Singapore's equatorial location (just 1°N latitude) and maritime tropical climate produce reliably high temperatures throughout the year. May falls within the Southwest Monsoon season (May–September), characterized by increased rainfall and occasional thunderstorms; however, even during the monsoon, daytime temperatures remain elevated because the sun reaches near-vertical overhead positioning and the surrounding sea provides substantial thermal buffering. Historical meteorological records spanning several decades show Singapore has not recorded a daily maximum below 24°C—such an outcome would require either an unprecedented cold air mass intrusion from mainland Southeast Asia or an extraordinary global event (such as a major volcanic eruption) reducing solar radiation. For temperatures to reach 24°C or below on May 18, multiple atmospheric conditions would need to align: sustained heavy rainfall throughout the entire day creating persistent cloud cover and evaporative cooling, a rare tropical depression or weak cyclone directly crossing the city-state, or simultaneous oceanic circulation anomalies disrupting normal transport of warm water. The 2004 Indian Ocean tsunami and associated monsoon disruptions that followed provide some historical analogs, yet even those extremes did not suppress Singapore's peak daily temperatures below 26–27°C on the coolest days. Recent climatological trends show no shift toward cooler extremes; satellite data and weather station records indicate gradual warming over the past two decades. Traders have assigned 0% odds to YES, reflecting near-absolute market conviction that a 24°C or lower reading lies outside the probable range of outcomes. This pricing suggests the market views this outcome as meteorologically improbable given Singapore's equatorial geography, maritime exposure, and current climate state. The extreme confidence in the NO side indicates that both professional traders and casual participants see no plausible atmospheric scenario capable of producing such cool conditions on a single May day. The market's certainty reflects the fundamental thermodynamic difficulty of cooling a tropical equatorial city by 8–9°C below seasonal norms.

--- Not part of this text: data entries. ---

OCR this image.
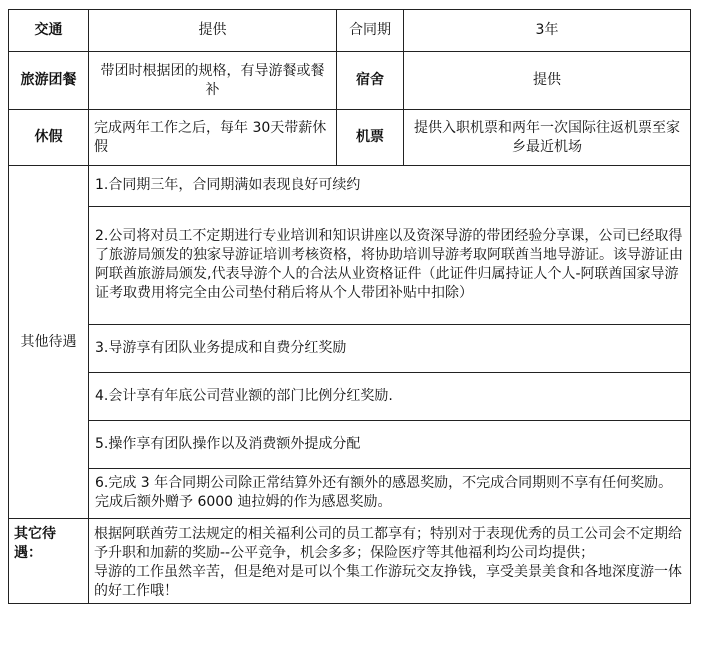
交通	提供	合同期	3年
旅游团餐	带团时根据团的规格，有导游餐或餐补	宿舍	提供
休假	完成两年工作之后，每年 30天带薪休假	机票	提供入职机票和两年一次国际往返机票至家乡最近机场
其他待遇	
1.合同期三年，合同期满如表现良好可续约
2.公司将对员工不定期进行专业培训和知识讲座以及资深导游的带团经验分享课，公司已经取得了旅游局颁发的独家导游证培训考核资格，将协助培训导游考取阿联酋当地导游证。该导游证由阿联酋旅游局颁发,代表导游个人的合法从业资格证件（此证件归属持证人个人-阿联酋国家导游证考取费用将完全由公司垫付稍后将从个人带团补贴中扣除）
3.导游享有团队业务提成和自费分红奖励
4.会计享有年底公司营业额的部门比例分红奖励.
5.操作享有团队操作以及消费额外提成分配
6.完成 3 年合同期公司除正常结算外还有额外的感恩奖励，不完成合同期则不享有任何奖励。完成后额外赠予 6000 迪拉姆的作为感恩奖励。

其它待遇：	
根据阿联酋劳工法规定的相关福利公司的员工都享有；特别对于表现优秀的员工公司会不定期给予升职和加薪的奖励--公平竞争，机会多多；保险医疗等其他福利均公司均提供；
导游的工作虽然辛苦，但是绝对是可以个集工作游玩交友挣钱，享受美景美食和各地深度游一体的好工作哦！
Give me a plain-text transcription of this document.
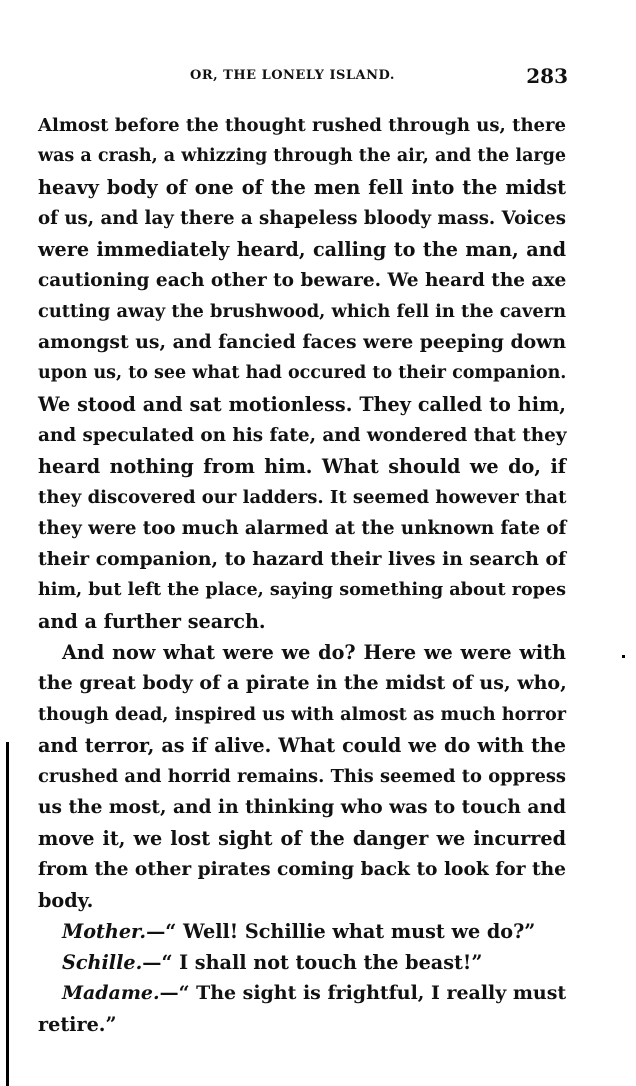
OR, THE LONELY ISLAND.	283
Almost before the thought rushed through us, there
was a crash, a whizzing through the air, and the large
heavy body of one of the men fell into the midst
of us, and lay there a shapeless bloody mass. Voices
were immediately heard, calling to the man, and
cautioning each other to beware. We heard the axe
cutting away the brushwood, which fell in the cavern
amongst us, and fancied faces were peeping down
upon us, to see what had occured to their companion.
We stood and sat motionless. They called to him,
and speculated on his fate, and wondered that they
heard nothing from him. What should we do, if
they discovered our ladders. It seemed however that
they were too much alarmed at the unknown fate of
their companion, to hazard their lives in search of
him, but left the place, saying something about ropes
and a further search.
And now what were we do? Here we were with
the great body of a pirate in the midst of us, who,
though dead, inspired us with almost as much horror
and terror, as if alive. What could we do with the
crushed and horrid remains. This seemed to oppress
us the most, and in thinking who was to touch and
move it, we lost sight of the danger we incurred
from the other pirates coming back to look for the
body.
Mother.—“ Well! Schillie what must we do?”
Schille.—“ I shall not touch the beast!”
Madame.—“ The sight is frightful, I really must
retire.”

What are traders watching for?
May 18, 2026 official temperature reading from Singapore Meteorological Department determines market resolution; any reading at 24°C or below triggers YES outcome.

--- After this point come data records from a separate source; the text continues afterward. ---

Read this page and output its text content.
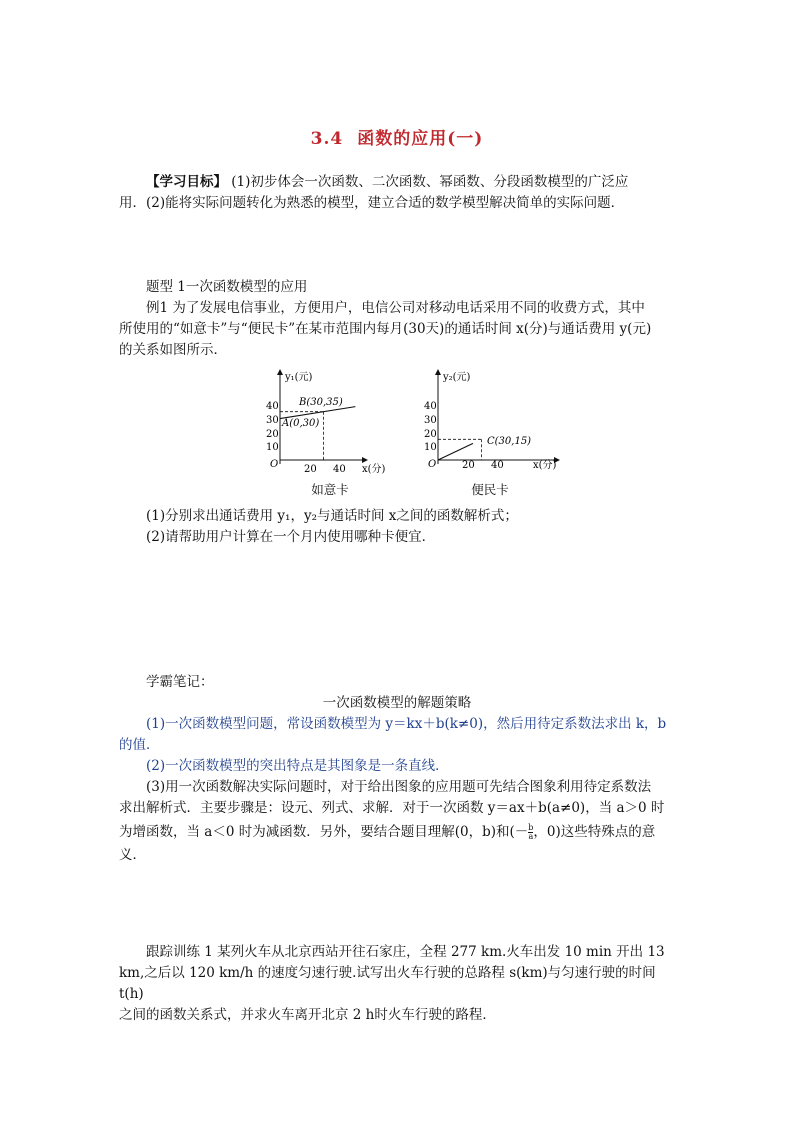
3.4 函数的应用(一)

【学习目标】 (1)初步体会一次函数、二次函数、幂函数、分段函数模型的广泛应

用．(2)能将实际问题转化为熟悉的模型，建立合适的数学模型解决简单的实际问题．

题型 1一次函数模型的应用

例1 为了发展电信事业，方便用户，电信公司对移动电话采用不同的收费方式，其中

所使用的“如意卡”与“便民卡”在某市范围内每月(30天)的通话时间 x(分)与通话费用 y(元)

的关系如图所示．

y₁(元)
x(分)
O
40
30
20
10
20 40
B(30,35)
A(0,30)
如意卡
y₂(元)
x(分)
O
40
30
20
10
20 40
C(30,15)
便民卡

(1)分别求出通话费用 y₁，y₂与通话时间 x之间的函数解析式；

(2)请帮助用户计算在一个月内使用哪种卡便宜．

学霸笔记：

一次函数模型的解题策略

(1)一次函数模型问题，常设函数模型为 y＝kx＋b(k≠0)，然后用待定系数法求出 k，b

的值．

(2)一次函数模型的突出特点是其图象是一条直线．

(3)用一次函数解决实际问题时，对于给出图象的应用题可先结合图象利用待定系数法

求出解析式．主要步骤是：设元、列式、求解．对于一次函数 y＝ax＋b(a≠0)，当 a＞0 时

为增函数，当 a＜0 时为减函数．另外，要结合题目理解(0，b)和(－ $\frac{b}{a}$ ，0)这些特殊点的意

义．

跟踪训练 1 某列火车从北京西站开往石家庄，全程 277 km.火车出发 10 min 开出 13

km,之后以 120 km/h 的速度匀速行驶.试写出火车行驶的总路程 s(km)与匀速行驶的时间 t(h)

之间的函数关系式，并求火车离开北京 2 h时火车行驶的路程．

Southwest Monsoon season brings heavier rainfall and cloud cover in May; sustained daily precipitation could theoretically provide evaporative cooling pressure.

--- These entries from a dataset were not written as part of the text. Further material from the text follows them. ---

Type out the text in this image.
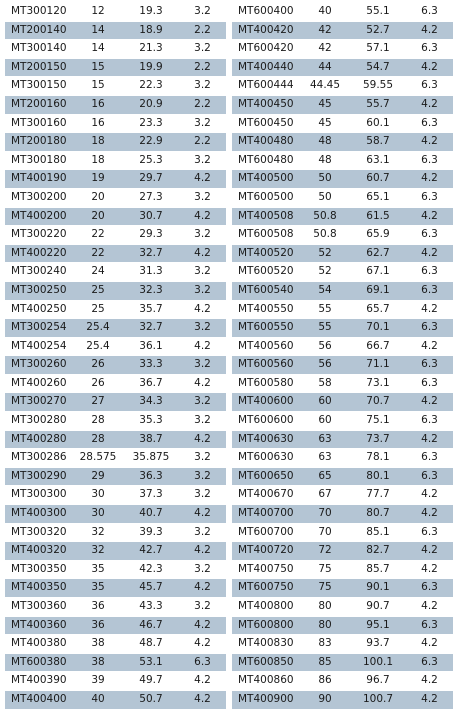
MT300120	12	19.3	3.2
MT200140	14	18.9	2.2
MT300140	14	21.3	3.2
MT200150	15	19.9	2.2
MT300150	15	22.3	3.2
MT200160	16	20.9	2.2
MT300160	16	23.3	3.2
MT200180	18	22.9	2.2
MT300180	18	25.3	3.2
MT400190	19	29.7	4.2
MT300200	20	27.3	3.2
MT400200	20	30.7	4.2
MT300220	22	29.3	3.2
MT400220	22	32.7	4.2
MT300240	24	31.3	3.2
MT300250	25	32.3	3.2
MT400250	25	35.7	4.2
MT300254	25.4	32.7	3.2
MT400254	25.4	36.1	4.2
MT300260	26	33.3	3.2
MT400260	26	36.7	4.2
MT300270	27	34.3	3.2
MT300280	28	35.3	3.2
MT400280	28	38.7	4.2
MT300286	28.575	35.875	3.2
MT300290	29	36.3	3.2
MT300300	30	37.3	3.2
MT400300	30	40.7	4.2
MT300320	32	39.3	3.2
MT400320	32	42.7	4.2
MT300350	35	42.3	3.2
MT400350	35	45.7	4.2
MT300360	36	43.3	3.2
MT400360	36	46.7	4.2
MT400380	38	48.7	4.2
MT600380	38	53.1	6.3
MT400390	39	49.7	4.2
MT400400	40	50.7	4.2
MT600400	40	55.1	6.3
MT400420	42	52.7	4.2
MT600420	42	57.1	6.3
MT400440	44	54.7	4.2
MT600444	44.45	59.55	6.3
MT400450	45	55.7	4.2
MT600450	45	60.1	6.3
MT400480	48	58.7	4.2
MT600480	48	63.1	6.3
MT400500	50	60.7	4.2
MT600500	50	65.1	6.3
MT400508	50.8	61.5	4.2
MT600508	50.8	65.9	6.3
MT400520	52	62.7	4.2
MT600520	52	67.1	6.3
MT600540	54	69.1	6.3
MT400550	55	65.7	4.2
MT600550	55	70.1	6.3
MT400560	56	66.7	4.2
MT600560	56	71.1	6.3
MT600580	58	73.1	6.3
MT400600	60	70.7	4.2
MT600600	60	75.1	6.3
MT400630	63	73.7	4.2
MT600630	63	78.1	6.3
MT600650	65	80.1	6.3
MT400670	67	77.7	4.2
MT400700	70	80.7	4.2
MT600700	70	85.1	6.3
MT400720	72	82.7	4.2
MT400750	75	85.7	4.2
MT600750	75	90.1	6.3
MT400800	80	90.7	4.2
MT600800	80	95.1	6.3
MT400830	83	93.7	4.2
MT600850	85	100.1	6.3
MT400860	86	96.7	4.2
MT400900	90	100.7	4.2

Tropical depression or weak cyclone system affecting Singapore would be the primary atmospheric mechanism capable of producing cool-down scenario.
May average high temperatures typically 32–33°C; reaching 24°C requires 8–9°C departure below seasonal norms with no recent warming precedent.
How does this market resolve?
The market resolves based on the official daily maximum temperature recorded by Singapore's Meteorological Department for May 18, 2026. It resolves YES if that reading is 24°C or below; otherwise it resolves NO.